Member of the Mississippi House of Representatives from the Forrest County district
- In office January 1912 – January 1920

Personal details
- Born: October 14, 1866 Perry County, MS
- Died: July 31, 1941 (aged 74)
- Party: Democratic

= Elisha A. Anderson =

American lawyer and politician

Elisha Alexander "Zan" Anderson (October 14, 1866 – July 31, 1941) was an American lawyer and Democratic politician. He was a member of the Mississippi House of Representatives from 1912 to 1920.

== Biography ==
Elisha Alexander Anderson was born on October 14, 1866, in Perry, now Forrest, County, Mississippi. He was the son of Daniel Austin Anderson, a Confederate Civil War veteran, and Henrietta Rebecca (Stanford) Anderson. Anderson was born and grew up on a farm. In his youth Anderson attended the public schools of Perry County.

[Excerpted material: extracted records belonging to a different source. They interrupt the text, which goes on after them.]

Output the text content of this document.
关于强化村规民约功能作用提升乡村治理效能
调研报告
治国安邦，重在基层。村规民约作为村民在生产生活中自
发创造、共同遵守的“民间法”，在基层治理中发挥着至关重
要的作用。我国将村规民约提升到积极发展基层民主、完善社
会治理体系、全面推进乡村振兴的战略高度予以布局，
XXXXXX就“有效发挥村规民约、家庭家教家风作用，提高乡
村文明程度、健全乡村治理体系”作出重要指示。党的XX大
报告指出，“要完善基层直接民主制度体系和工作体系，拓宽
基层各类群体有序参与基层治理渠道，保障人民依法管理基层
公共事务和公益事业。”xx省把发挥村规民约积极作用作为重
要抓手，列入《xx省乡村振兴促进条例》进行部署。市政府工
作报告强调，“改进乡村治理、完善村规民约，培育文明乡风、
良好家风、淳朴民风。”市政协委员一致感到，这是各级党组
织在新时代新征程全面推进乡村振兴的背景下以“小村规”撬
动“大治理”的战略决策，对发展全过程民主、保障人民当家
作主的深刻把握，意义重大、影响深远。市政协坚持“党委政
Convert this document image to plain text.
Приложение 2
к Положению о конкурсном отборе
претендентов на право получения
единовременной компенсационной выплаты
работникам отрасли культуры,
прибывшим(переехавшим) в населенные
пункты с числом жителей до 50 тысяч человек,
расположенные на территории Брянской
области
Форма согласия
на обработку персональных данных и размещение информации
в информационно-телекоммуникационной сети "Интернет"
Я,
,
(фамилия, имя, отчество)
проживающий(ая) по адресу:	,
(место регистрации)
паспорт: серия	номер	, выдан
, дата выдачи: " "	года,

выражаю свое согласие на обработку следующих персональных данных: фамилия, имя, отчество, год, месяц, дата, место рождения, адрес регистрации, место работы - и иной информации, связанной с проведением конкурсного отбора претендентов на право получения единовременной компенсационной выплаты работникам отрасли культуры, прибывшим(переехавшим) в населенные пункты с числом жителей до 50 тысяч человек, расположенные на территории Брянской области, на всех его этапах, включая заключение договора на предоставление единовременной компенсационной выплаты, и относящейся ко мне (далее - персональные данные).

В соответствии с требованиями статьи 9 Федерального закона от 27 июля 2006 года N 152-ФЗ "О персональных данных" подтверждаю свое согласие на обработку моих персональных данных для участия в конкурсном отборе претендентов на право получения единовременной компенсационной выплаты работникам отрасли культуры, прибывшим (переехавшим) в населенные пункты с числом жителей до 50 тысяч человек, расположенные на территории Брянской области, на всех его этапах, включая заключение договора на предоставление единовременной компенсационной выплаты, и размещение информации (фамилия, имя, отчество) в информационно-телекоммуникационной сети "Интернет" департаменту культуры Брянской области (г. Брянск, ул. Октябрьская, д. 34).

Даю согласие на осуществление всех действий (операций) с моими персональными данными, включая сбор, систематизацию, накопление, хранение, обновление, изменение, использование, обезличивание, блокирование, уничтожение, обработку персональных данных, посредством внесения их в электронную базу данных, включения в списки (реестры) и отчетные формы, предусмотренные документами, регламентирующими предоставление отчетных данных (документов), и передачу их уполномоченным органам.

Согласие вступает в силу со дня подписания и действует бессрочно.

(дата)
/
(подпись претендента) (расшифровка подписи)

He decided to be a lawyer and became a law clerk in Hattiesburg, Mississippi. He took a course from the Law Department of Millsaps College and received a L. L. B. when he completed it in 1892. After completing the course, he began practicing law in Hattiesburg. He enlisted in the National Guard during the Spanish-American War. In 1912, he was elected as a Democrat to the Mississippi House of Representatives. He was re-elected to represent Forrest County in the House 1915 for the 1916-1920 term. Anderson died on July 31, 1941.

== Personal life ==
Anderson married Julia Smith in 1890. They had four children.